Hrannar Baldursson
I caught this movie on Netflix. Had never heard about it before, and was pleasantly surprised. The characters are deep, the dialogue is fun, the action is fantastic, the story great, and the special effects OK. Most impressive of all was the solid acting, especially during the final fight sequence. Lovely stuff.This movie brings me back in time, into a dark movie theater, at the very end of 'The Matrix', back in 1999. It had such a promising ending, and then they announced sequels that turned out to be poor.Even though 'Woochi' is not a sequel to 'The Matrix', it feels like a movie that successfully went where those sequels didn't go. Highly recommended for those who enjoy fantasy, action, and a bit of time travel.
Barry Cooper
A film with time travelling Goblin Rabbits trying to steal a pipe that will
.I don't know what. This is Asian cinema at its best. A story built on eastern story telling. Young buck, wise old master, humorous sidekick (who may or may not be a dog of indeterminate gender) and a love interest with guts and gumption when needed most.Following the apprentice Wizard Woochi (Don Wong-Kan) and his shape shifting Dogberry-esque friend Chorangyi and their hunt for the magic that will make Woochi's name and Chorangyi human.Fight scenes of inventiveness that take the stylistic quirks of the later Matrix films and make them great, comedic timing and watch out for the reality of magic in the second act (21st century) as we find out what would really happen if you had to seek out a magic painting at two in the morning in downtown Pyongyang.Betrayal, magic, drunken Taoist gods who can't seem to get anything right and a downbeat upbeat ending that wraps the film up in the brilliance of the eponymous hero's own imagination.This is a film for teenagers, lovers of story and people who don't take themselves seriously.Big bag of popcorn.
diggus doggus
Woochi is a fantastic film. I saw this film in Chinese with subtitles, so i'm a bit fuzzy on the plot, but it revolves around a young, charismatic wizard and his magical escapades.

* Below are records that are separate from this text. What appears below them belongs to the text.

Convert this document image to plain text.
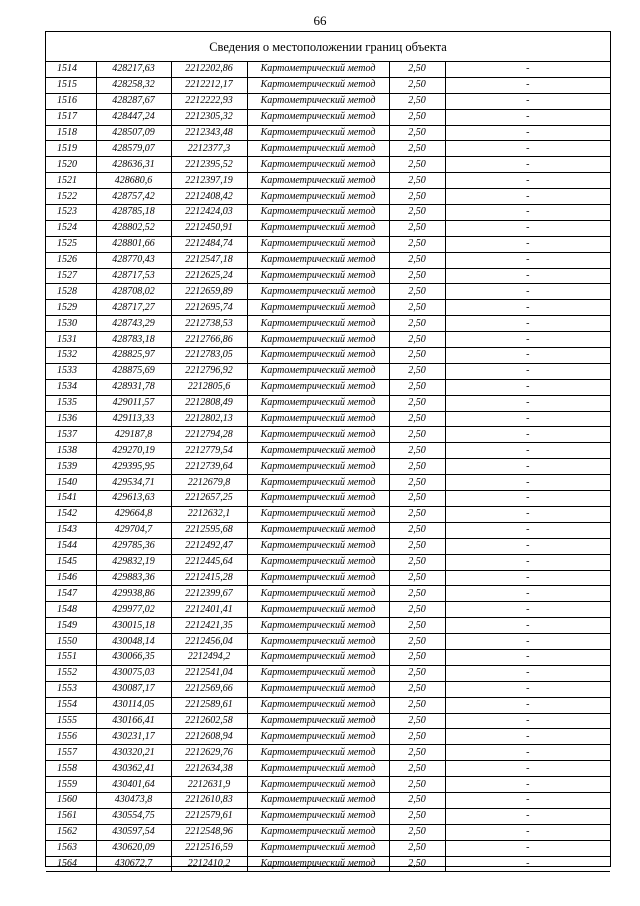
66
Сведения о местоположении границ объекта
1514	428217,63	2212202,86	Картометрический метод	2,50	-
1515	428258,32	2212212,17	Картометрический метод	2,50	-
1516	428287,67	2212222,93	Картометрический метод	2,50	-
1517	428447,24	2212305,32	Картометрический метод	2,50	-
1518	428507,09	2212343,48	Картометрический метод	2,50	-
1519	428579,07	2212377,3	Картометрический метод	2,50	-
1520	428636,31	2212395,52	Картометрический метод	2,50	-
1521	428680,6	2212397,19	Картометрический метод	2,50	-
1522	428757,42	2212408,42	Картометрический метод	2,50	-
1523	428785,18	2212424,03	Картометрический метод	2,50	-
1524	428802,52	2212450,91	Картометрический метод	2,50	-
1525	428801,66	2212484,74	Картометрический метод	2,50	-
1526	428770,43	2212547,18	Картометрический метод	2,50	-
1527	428717,53	2212625,24	Картометрический метод	2,50	-
1528	428708,02	2212659,89	Картометрический метод	2,50	-
1529	428717,27	2212695,74	Картометрический метод	2,50	-
1530	428743,29	2212738,53	Картометрический метод	2,50	-
1531	428783,18	2212766,86	Картометрический метод	2,50	-
1532	428825,97	2212783,05	Картометрический метод	2,50	-
1533	428875,69	2212796,92	Картометрический метод	2,50	-
1534	428931,78	2212805,6	Картометрический метод	2,50	-
1535	429011,57	2212808,49	Картометрический метод	2,50	-
1536	429113,33	2212802,13	Картометрический метод	2,50	-
1537	429187,8	2212794,28	Картометрический метод	2,50	-
1538	429270,19	2212779,54	Картометрический метод	2,50	-
1539	429395,95	2212739,64	Картометрический метод	2,50	-
1540	429534,71	2212679,8	Картометрический метод	2,50	-
1541	429613,63	2212657,25	Картометрический метод	2,50	-
1542	429664,8	2212632,1	Картометрический метод	2,50	-
1543	429704,7	2212595,68	Картометрический метод	2,50	-
1544	429785,36	2212492,47	Картометрический метод	2,50	-
1545	429832,19	2212445,64	Картометрический метод	2,50	-
1546	429883,36	2212415,28	Картометрический метод	2,50	-
1547	429938,86	2212399,67	Картометрический метод	2,50	-
1548	429977,02	2212401,41	Картометрический метод	2,50	-
1549	430015,18	2212421,35	Картометрический метод	2,50	-
1550	430048,14	2212456,04	Картометрический метод	2,50	-
1551	430066,35	2212494,2	Картометрический метод	2,50	-
1552	430075,03	2212541,04	Картометрический метод	2,50	-
1553	430087,17	2212569,66	Картометрический метод	2,50	-
1554	430114,05	2212589,61	Картометрический метод	2,50	-
1555	430166,41	2212602,58	Картометрический метод	2,50	-
1556	430231,17	2212608,94	Картометрический метод	2,50	-
1557	430320,21	2212629,76	Картометрический метод	2,50	-
1558	430362,41	2212634,38	Картометрический метод	2,50	-
1559	430401,64	2212631,9	Картометрический метод	2,50	-
1560	430473,8	2212610,83	Картометрический метод	2,50	-
1561	430554,75	2212579,61	Картометрический метод	2,50	-
1562	430597,54	2212548,96	Картометрический метод	2,50	-
1563	430620,09	2212516,59	Картометрический метод	2,50	-
1564	430672,7	2212410,2	Картометрический метод	2,50	-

Great costumes, discreet acting, lovely photography.Absolutely gross, horrid, mind-numbingly bad direction and editing. If you can tolerate two hours of one-second long cuts, then this film is for you. yep, my rating ins't the result of a slipped mouse click or Explorer bug, it's really 1/10; Woochi is a constant brain-damaging multitude of cuts, every single time an actor says a line the camera has to switch facing him - if Hitchcock turns in his grave a quarter turn per camera cut, you would have him spinning so fast you could power a city if you could just stick a turbine in there with him. Seriously, i dare you to watch this film - 10 minutes in and i had a headache. In the very first scene, there are four elder priests talking animately, and every time one of them starts a sentence (in someone else's mid-sentence) the camera makes a cut.I propose cutting off the balls of the man who edited this.Final rating - below zero.
srm-993-943825
To make a long thought short: I've watched The Sorcerer's Apprentice first, and then the War of the Wizards the same evening. While the Disney flick was plain boring, I really enjoyed the Korean piece. Given, that the CGI is not 100% of the stuff, Hollywood's money can buy, it has all the rest I've missed in The Sorcerer's Apprentice. War of the Wizards has fun story, nice yeah-I'm-a-great-magician-fights (I loved the boss-fight). Summarised: The Sorcerer's Apprentice sticks to it's name: merely an apprentice compared to this lovely crafted Asian movie. Watch it if you like cool magician battles and have an eye and heart for eastern humor.